The principle
In a traditional voice pipeline, every TTS request is a fresh synthesis call. The same greeting, the same compliance disclosure, the same hold message, generated from scratch every time, billed every time. Output assembly changes this. When audio has been produced before for the same request, it is served instantly, with no upstream model call and no provider billing. When it has not, it is generated, and the result is available for future requests.How it improves over time
Output assembly is not a static cache. It improves as call volume grows:- Coverage expands with usage. Every new phrase your agents speak adds to the cache.
- Repetition compounds. Voice agents naturally repeat greetings, confirmations, disclosures, hold messages, and error handling.
- Industry patterns accelerate improvement. Regulated industries see the fastest improvement because their workflows have high repetition.

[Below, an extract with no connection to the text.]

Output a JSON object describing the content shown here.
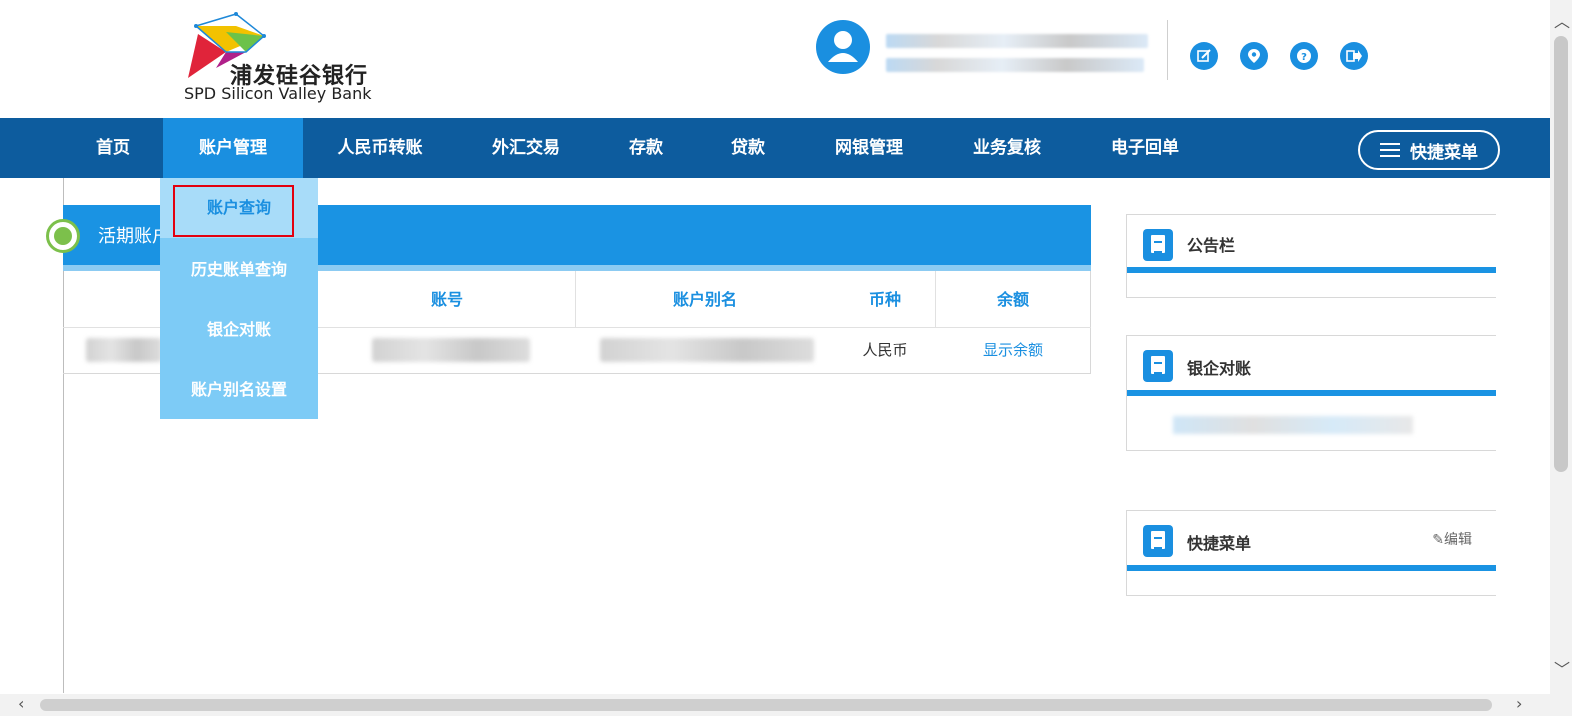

- Cost decreases structurally. As coverage grows, fewer turns hit the upstream model.
What this means
| Without output assembly | With output assembly |
|---|---|
| Every TTS request is a fresh synthesis call | Only novel text triggers synthesis |
| Cost is constant per turn | Cost per turn decreases as coverage grows |
| Latency depends on the model every time | Cached responses return from the edge |
| Switching TTS models means starting over | Pronunciation rules carry over across model swaps |
Cache isolation
Every cache entry is scoped and isolated by:- Region: cache is local to the region where the request executes.

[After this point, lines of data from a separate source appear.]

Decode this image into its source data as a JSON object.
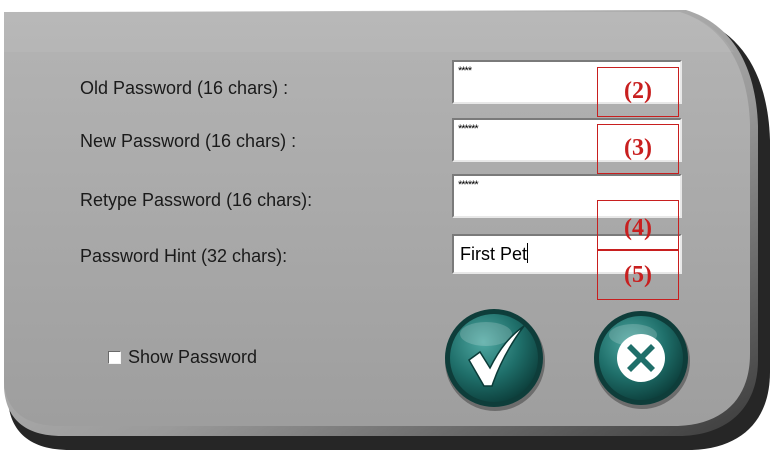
{
  "dialog": {
    "old_password": {
      "label": "Old Password (16 chars) :",
      "value": "****",
      "callout": "(2)"
    },
    "new_password": {
      "label": "New Password (16 chars) :",
      "value": "******",
      "callout": "(3)"
    },
    "retype_password": {
      "label": "Retype Password (16 chars):",
      "value": "******",
      "callout": "(4)"
    },
    "password_hint": {
      "label": "Password Hint (32 chars):",
      "value": "First Pet",
      "callout": "(5)"
    },
    "show_password": {
      "label": "Show Password",
      "checked": false
    },
    "ok_button": {
      "icon": "checkmark-icon"
    },
    "cancel_button": {
      "icon": "close-x-icon"
    }
  },
  "colors": {
    "panel": "#a8a8a8",
    "panel_shadow": "#2a2a2a",
    "button_teal": "#1f6f6a",
    "button_ring": "#0e3d3a",
    "callout_red": "#c81f1f"
  }
}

- Customer: your cache is yours. No data is shared across SLNG customers.
- Use case: different agents, voices, and configurations maintain separate cache namespaces.
Pronunciation dictionaries
Before text reaches any TTS model, pronunciation rewrite rules normalize brand names, acronyms, and domain terms, regardless of which model synthesizes the audio. Your rules carry over when you swap TTS models. See Pronunciation Dictionaries for the full API.BYOK (Bring Your Own Key)
With BYOK, you pass your own provider key on TTS requests. Output assembly still applies: a cache hit never reaches the provider, so you are not billed; a miss uses your key for synthesis and caches the result. Your existing provider contracts and volume discounts stay intact.Configuration
Output assembly is automatic. Every TTS request goes through it. You shape the behavior through:- Model and voice selection: determines the cache namespace.
- Pronunciation dictionaries: control text rewriting before synthesis.
- BYOK: use your own provider keys with the same assembly logic.
- Region: determines which edge cache is consulted first.
| Setting | Default | Description |
|---|---|---|
tts_first_audio_timeout_s | 4.0 | Maximum wait for first audio from the TTS model before failover |
failure_audio_enabled | true | Play a failure audio clip if all TTS paths fail |